To give you an idea of how behind I am; I am writing a retrospective of 2016 in the middle of February. Let's just say I'm glad I have no one putting me on a deadline.
2016 was quite a year for us. Plenty of highs and lows. That seems to be a norm for us but 2016 overachieved in this regard. It is amazing that a year ago we were facing two very stark realities. Susan was in the midst of being referred for open heart surgery and we were only weeks away from heading on Russell's Children's Wish trip to Florida. The impending surgery certainly provided an obvious source of stress and concern but the Wish Trip also provided another kind of stress. How was Susan going to manage the trip in her condition? There were lots of questions.
Work was also providing some significant challenges. With the federal election in late 2015, my project was suspended indefinitely. In January of last year the axe began to fall. Several of my colleagues lost their jobs. There was a lot of concerns that more could soon be gone. I could very easily have been on that list. Job security certainly hasn't improved since then.
In all of this chaos and uncertainty we proceeded to maintain the approach of putting one foot in front of the other. I think we have certainly learned how to handle uncertainty in the past 8 years. However, it is still a huge weight and it is easy to let many of life's challenges get the better of you. We are all imperfect and fallible. We are not super human. At times there are times you have to throw up your hands and say you can't do it alone. We had no idea at the beginning of 2016 how things would unfold. Looking back; how things came together was really quite astounding.
In the midst of all of the things going on in our family, there were many tumultuous things going on around us. We had a provincial election going on in the spring, of which I was involved like I never have been before. In the states, one of the most vicious and divisive election campaigns was in full swing and would dominate the news the entire year. It also became evident that Brexit would also have a significant impact on how we looked at our position in the world. 2016 was an amazing year, not only for my family, but for the world.
As I think of 2016 and the events that took place it would be easy to be pessimistic about the future, but I am not. Each day I have been given with my family is a gift. Yes, we have challenges but over and over I have been shown that all of these events do have a purpose. I was reminded of this a couple of weeks ago at sunday school. Part of the discussion surrounded James Chapter 5.
When I read it, it hit me like a lightning bolt. I knew this passage well. It immediately transported me back to the Stollery Children's Hospital. As you walk into the Pediatric Intensive Care Unit, just to your right, is a quiet room. In that room hangs a print. There is an inscription at the bottom of the piece that takes an excerpt from James 5:16 - "The effectual fervent prayer of a righteous man availeth much."
|Spiritual Warfare by Ron DiCianni|
I suppose many don't put a lot of stock in prayer...but that portrait meant a lot to me at a very critical time in our lives. It also prompted me to look up the verse to get some context.

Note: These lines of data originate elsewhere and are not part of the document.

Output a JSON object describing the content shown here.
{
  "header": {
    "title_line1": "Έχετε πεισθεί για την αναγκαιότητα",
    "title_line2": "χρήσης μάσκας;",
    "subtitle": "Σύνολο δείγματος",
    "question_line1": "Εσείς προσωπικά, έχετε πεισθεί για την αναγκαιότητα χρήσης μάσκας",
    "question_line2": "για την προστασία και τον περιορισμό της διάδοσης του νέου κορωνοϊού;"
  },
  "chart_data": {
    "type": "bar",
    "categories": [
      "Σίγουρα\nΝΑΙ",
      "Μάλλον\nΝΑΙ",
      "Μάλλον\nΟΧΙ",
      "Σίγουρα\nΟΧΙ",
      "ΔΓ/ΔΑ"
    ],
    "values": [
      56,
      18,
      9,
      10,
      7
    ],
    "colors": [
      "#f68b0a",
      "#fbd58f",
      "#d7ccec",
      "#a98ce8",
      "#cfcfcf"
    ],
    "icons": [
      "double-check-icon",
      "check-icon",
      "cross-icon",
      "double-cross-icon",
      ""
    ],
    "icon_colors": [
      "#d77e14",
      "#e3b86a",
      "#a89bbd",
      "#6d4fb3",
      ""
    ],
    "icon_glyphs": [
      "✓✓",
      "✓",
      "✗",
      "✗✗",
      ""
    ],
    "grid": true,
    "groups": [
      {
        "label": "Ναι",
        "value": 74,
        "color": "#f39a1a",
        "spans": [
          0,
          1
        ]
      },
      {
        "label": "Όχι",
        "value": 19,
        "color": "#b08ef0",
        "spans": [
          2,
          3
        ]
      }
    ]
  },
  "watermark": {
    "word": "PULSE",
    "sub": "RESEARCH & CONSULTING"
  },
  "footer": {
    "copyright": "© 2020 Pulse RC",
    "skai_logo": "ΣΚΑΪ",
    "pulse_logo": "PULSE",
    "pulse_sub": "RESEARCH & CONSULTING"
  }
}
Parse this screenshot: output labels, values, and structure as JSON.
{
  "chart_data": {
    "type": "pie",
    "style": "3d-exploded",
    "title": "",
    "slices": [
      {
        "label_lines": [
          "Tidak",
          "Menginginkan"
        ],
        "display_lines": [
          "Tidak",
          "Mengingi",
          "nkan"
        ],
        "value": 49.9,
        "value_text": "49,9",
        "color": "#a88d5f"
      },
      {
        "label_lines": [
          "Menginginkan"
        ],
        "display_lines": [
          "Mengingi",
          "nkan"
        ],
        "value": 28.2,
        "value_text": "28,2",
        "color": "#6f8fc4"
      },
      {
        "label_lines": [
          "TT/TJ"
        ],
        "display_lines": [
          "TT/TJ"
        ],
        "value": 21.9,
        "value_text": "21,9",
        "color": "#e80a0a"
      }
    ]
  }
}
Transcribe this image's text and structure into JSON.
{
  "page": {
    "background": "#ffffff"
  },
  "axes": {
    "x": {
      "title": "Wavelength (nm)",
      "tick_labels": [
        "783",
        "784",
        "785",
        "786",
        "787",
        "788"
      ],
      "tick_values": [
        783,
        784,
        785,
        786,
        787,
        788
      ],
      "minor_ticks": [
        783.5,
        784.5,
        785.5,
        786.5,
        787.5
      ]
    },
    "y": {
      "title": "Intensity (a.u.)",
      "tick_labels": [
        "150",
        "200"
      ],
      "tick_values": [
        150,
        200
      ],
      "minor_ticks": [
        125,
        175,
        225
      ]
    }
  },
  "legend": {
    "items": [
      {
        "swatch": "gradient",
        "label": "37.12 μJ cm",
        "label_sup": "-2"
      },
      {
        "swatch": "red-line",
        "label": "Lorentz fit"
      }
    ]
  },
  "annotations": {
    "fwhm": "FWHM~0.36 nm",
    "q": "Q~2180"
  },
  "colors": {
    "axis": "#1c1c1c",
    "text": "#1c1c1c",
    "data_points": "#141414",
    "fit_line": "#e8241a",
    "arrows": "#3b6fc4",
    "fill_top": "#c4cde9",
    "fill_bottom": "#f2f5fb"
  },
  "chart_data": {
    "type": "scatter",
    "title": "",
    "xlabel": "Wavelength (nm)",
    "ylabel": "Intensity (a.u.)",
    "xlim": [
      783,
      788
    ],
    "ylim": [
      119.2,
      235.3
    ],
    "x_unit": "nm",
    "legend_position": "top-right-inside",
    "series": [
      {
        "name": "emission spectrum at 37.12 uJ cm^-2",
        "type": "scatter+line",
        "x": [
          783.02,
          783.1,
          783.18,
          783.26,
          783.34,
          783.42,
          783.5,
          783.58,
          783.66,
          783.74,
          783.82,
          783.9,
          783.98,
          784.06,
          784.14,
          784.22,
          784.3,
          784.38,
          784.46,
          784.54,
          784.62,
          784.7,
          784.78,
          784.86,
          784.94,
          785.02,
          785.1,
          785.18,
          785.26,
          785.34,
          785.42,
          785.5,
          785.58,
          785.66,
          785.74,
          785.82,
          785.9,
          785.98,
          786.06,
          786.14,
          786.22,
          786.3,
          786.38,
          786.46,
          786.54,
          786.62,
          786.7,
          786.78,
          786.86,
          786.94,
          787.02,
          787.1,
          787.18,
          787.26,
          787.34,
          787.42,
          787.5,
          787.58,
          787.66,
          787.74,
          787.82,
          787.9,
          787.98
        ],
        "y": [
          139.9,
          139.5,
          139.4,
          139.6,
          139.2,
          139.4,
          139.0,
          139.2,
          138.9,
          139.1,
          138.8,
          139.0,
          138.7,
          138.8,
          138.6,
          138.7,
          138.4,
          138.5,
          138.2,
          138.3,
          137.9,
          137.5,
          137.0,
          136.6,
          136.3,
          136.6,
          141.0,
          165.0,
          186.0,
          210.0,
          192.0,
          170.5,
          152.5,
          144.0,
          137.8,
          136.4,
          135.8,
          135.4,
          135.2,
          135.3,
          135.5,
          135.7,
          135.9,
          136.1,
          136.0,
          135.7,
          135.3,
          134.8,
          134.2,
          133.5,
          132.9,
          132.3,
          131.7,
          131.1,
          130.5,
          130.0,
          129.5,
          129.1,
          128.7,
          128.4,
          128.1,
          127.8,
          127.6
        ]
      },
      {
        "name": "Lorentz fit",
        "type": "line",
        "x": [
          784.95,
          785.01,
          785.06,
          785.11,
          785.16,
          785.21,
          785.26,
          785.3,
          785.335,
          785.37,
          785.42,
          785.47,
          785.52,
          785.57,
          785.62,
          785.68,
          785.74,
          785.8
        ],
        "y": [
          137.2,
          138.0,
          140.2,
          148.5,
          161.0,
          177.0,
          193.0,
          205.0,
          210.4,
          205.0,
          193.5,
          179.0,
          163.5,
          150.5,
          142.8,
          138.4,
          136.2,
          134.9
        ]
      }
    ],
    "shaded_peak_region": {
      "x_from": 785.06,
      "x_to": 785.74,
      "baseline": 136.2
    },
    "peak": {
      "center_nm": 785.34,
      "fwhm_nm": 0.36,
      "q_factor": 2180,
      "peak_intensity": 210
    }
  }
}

The entire text provides so much more and I think it is something we should remember when we think of all of the unrest that took place in 2016 and as we embark on a new 2017.
There is am immense amount of negativity and unrest is this world. We have significant problems that many times seem insurmountable. In all of the negativity there are many examples of things we can be very thankful for and take great joy in. The verses above are a call to action and it's not just about prayer; it is about how we need the support of others, seeking forgiveness, and healing not only in the physical sense but the spiritual.
I know that many who may read this may not believe in God and may think of people of faith in less than redeeming terms. One of the benefits of living in a free society is that we have the freedom to make these choices and live our lives the way we choose. Many are skeptical when prayer is offered as a solution to things like illness, as described in the verses above. The question inevitably comes up "how can a caring God allow such suffering." I don't have an answer to that and no one does. What I do know from personal experience is that as a result of my experience and my family's experience is that we are changed people. You cannot go through what we have gone through and not be significantly impacted.
As I talk to many parents of kids who have passed away or live with medically complex conditions I hear the same message over and over. "We wouldn't wish what we have gone through on anyone, but the people we have met and the experiences have taught us so much." It is true that adversity does change us. Ask any parent of a child with intellectual or physical handicaps what that child means to them and you will receive a response like no other. These children teach us so many life lessons and give us wisdom beyond words. The wisdom of lived experience. That wisdom would never be attained without adversity.
In our case one of the greatest gifts we have been given is the gift of thankfulness. I have two children who I consider miracles, and a wife I have had the privilege of knowing for almost 30 years. Every day the four of us are together is something to be truly thankful for. I can honestly say that in our case the "fervent" prayers of many have "availed" us much.